Closed, ResolvedPublic

Description

Probably duplicate of Bug #12507 and possibly related to Bug #10931 and #30513

I'm downloading idwikibooks and idwiki dumps (i.e. idwiki-pages-articles.xml.bz2). And after I install it locally and go through random pages several times I've stumbled into many 'broken' redirects (as if with parameter "redirect=no"). They didn't redirect me to the proper pages.

From what I found out, the problem was because the site does not recognize the pages with "#ALIH [[title]]" tag (Indonesian for "#REDIRECT [[title]]") as a redirect, because they're marked as "page_is_redirect = 0" on the "page" table. Only redirects with #REDIRECT tag are recognized (and thus redirected properly). I've checked the special pages online and they seem to list all the redirects properly, so it seems this problem is only for the dumps. (Note: I've already set $wgLanguageCode = "id", so that wasn't the problem)

I could create new redirects using "#ALIH [[title]]" just fine, but I couldn't fix the existing redirects. I've tried to purge the page and run "refreshLinks.php --redirects-only" to no avail. Null edit gave me worse result, it displays "1. ALIH [[title]]", as if it's an ordered list. It was strange, because I can make a new redirects using "#ALIH"s, but get an error doing a null edit on existing "#ALIH"s.

I've also downloaded idwiki-latest-redirect.sql.gz and put them in "redirect" table, but as soon as I run rebuildall.php, they were overwritten by the data from "page" table.

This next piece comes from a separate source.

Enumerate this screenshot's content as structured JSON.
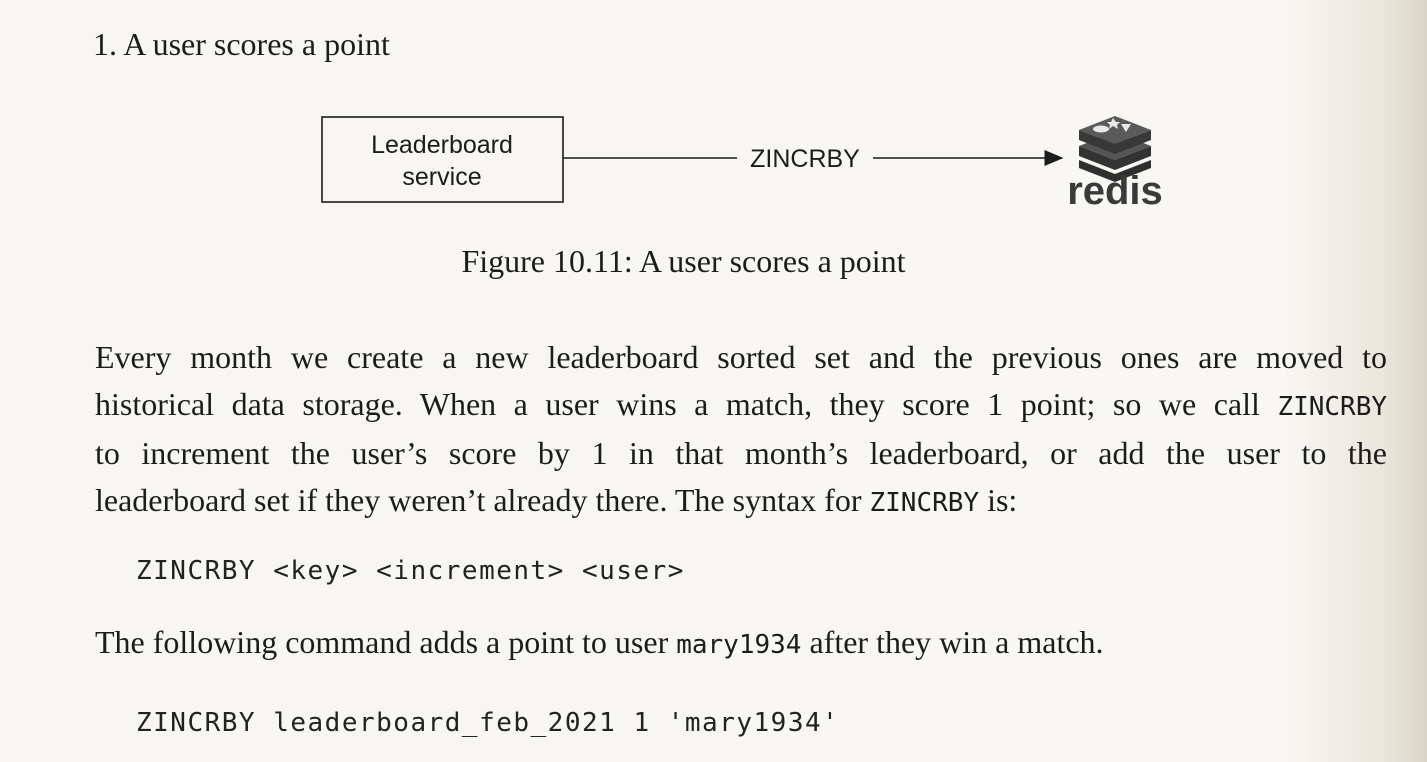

Right now my only option left is run a bot locally, and change all "#ALIH"s to "#REDIRECT"s. Hope this gets fixed on the next version.


Version: unspecified
Severity: normal

Details

Reference
bz38919

Event Timeline

bzimport raised the priority of this task from to Needs Triage.Nov 22 2014, 12:49 AM
bzimport set Reference to bz38919.

Is this a problem with the data in the dump, or the dump import process?

How are you importing them, and into what?

A quick spot check of idwiki-20120727-pages-articles.xml.bz2 shows that <page>s whose current <text> is #ALIH [[whatever]] are marked with <redirect> elements, so the dump looks ok:

<page>
  <title>Main Page</title>
  <ns>0</ns>
  <id>92</id>
  <redirect title="Halaman Utama" />
  <revision>
    <id>2637971</id>
    <parentid>652005</parentid>
    <timestamp>2009-10-30T04:14:53Z</timestamp>
    <contributor>
      <username>Bennylin</username>
      <id>469</id>
    </contributor>
    <minor />
    <comment>+kat</comment>
    <sha1>a8p1abnpz1lzdoypdtv1fffrtfch444</sha1>
    <text xml:space="preserve">#ALIH [[Halaman Utama]]

[[Kategori:Pengalihan yang dilindungi]]</text>

  </revision>
</page>

If you're using maintenance/importDump.php to import the XML into MediaWiki, then this is probably related to bug 12507.

(In reply to comment #1)

Is this a problem with the data in the dump, or the dump import process?

How are you importing them, and into what?

I'm importing them with MWDumper, into a fresh installation of MW 1.18.

Benjamin Collier's build to be exact. I found out the problem was on MWDumper's code https://github.com/bcollier/mwdumper/blob/master/src/org/mediawiki/importer/Revision.java

Close this as Fixed. Thanks Brion.

*** This bug has been marked as a duplicate of bug 7497 ***